I'm having a lot of trouble figuring out what you're trying to say.
Mosaic law is about exclusion, about establishing who is God's people and who isn't through the ritualized creation of boundaries. Menstruating women are separate, sins are ritually cast out via scapegoat, customs associated with non-Yahweh tribes are prohibited and new customs like circumcision are created to distinguish Hebrews and Pagans, etc. etc.
Not quite, IMHO. I referred specifically to the ten commandments.

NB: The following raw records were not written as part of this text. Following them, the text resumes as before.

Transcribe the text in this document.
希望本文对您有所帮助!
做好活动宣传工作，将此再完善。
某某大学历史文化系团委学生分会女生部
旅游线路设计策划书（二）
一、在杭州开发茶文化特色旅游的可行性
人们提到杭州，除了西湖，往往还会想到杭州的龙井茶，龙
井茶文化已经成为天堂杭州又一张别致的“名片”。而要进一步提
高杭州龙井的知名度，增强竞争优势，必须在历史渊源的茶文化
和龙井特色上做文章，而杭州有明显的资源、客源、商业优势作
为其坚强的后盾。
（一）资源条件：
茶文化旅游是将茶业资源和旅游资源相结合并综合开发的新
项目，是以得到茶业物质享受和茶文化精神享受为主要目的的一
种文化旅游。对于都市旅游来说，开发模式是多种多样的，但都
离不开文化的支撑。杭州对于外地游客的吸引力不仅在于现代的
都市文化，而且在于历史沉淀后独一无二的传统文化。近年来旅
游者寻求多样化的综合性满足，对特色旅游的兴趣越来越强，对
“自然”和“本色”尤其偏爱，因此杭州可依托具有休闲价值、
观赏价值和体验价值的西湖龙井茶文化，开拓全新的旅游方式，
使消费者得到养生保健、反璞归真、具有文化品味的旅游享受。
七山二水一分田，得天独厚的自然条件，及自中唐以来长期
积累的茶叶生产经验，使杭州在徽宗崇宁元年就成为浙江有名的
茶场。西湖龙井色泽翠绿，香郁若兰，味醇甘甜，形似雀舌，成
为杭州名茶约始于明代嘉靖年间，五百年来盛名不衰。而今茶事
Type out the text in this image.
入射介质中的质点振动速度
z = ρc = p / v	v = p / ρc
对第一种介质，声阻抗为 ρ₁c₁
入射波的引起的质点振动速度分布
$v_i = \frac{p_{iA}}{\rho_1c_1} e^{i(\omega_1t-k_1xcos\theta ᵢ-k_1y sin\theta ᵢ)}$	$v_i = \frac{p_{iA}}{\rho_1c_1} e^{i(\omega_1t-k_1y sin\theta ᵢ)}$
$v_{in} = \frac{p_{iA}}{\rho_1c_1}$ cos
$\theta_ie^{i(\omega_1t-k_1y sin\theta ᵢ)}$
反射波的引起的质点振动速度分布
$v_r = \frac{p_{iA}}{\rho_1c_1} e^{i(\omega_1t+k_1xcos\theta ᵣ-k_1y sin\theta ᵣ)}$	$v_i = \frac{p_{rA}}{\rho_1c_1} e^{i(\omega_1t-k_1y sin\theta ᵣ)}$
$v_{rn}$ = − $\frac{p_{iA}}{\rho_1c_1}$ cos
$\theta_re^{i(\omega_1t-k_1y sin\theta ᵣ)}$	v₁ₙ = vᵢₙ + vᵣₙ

While both protestants and many catholics refer to mosaic law as completely divine and thus immutable, I personally disagree with this. "Mosaic" law can be divided in two parts: The ten commandments, which is the core and most basic, generalistic part, supposedly dictated to Moses by God atop mount Sinai, and laws dictated by Moses himself either prior or after the ten commandments, that deal with far more specific cases and are the ones to actualy prescribe punishments to things, and are very much based around the jewish customs of the time, and aims to distance hebrews from pagan practices and customs by enforcing jewish customs while harshly punishing anything somewhat similar to pagan practices, and other things.
This last part is completely mutable and was only applicable at the time of Moses, and is incompatible to any different kind of society and culture. While Jesus talks of Moses in the new testament and says he received the law from God, he does not talk in specifics, which may mean he was referring to the ten commandments, which are divine in origin. Emphasis on "receive", meaning Moses did not create the law Jesus refers to, but rather received it from God. Jesus makes no references of other rules dictated by Moses. For example, while Moses prohibited his people from "summoning the dead" and "killing of a dangerous ox", Jesus says absolutely nothing of these things. These other laws were interpretations of the ten commandments and other elaborations Moses had to make to keep shit togheder in a big group that was formed out of several different other groups, in order to quell internal conflict and manage things more easily. In order to legitimize his power, he probably claimed these rulings were divine in origin as well, but thats just my interpretation of it.
Such laws make sense in the context of Moses, but not outside of it. For example, "summoning/communicating the dead" was something often done by pagans as means of fortune telling, something which Moses outlawed in order to keep his people away from pagan beliefs and customs that they were often being exposed to. Yet, communicating with the dead is something thats done by Jesus and the apostles, and in a way, is done even today in the catholic church, by praying to saints and asking for their intervention. Does this mean the catholic church, Jesus and the apostles are all in the wrong? Not really, since Moses' specific rulings are not applicable to them.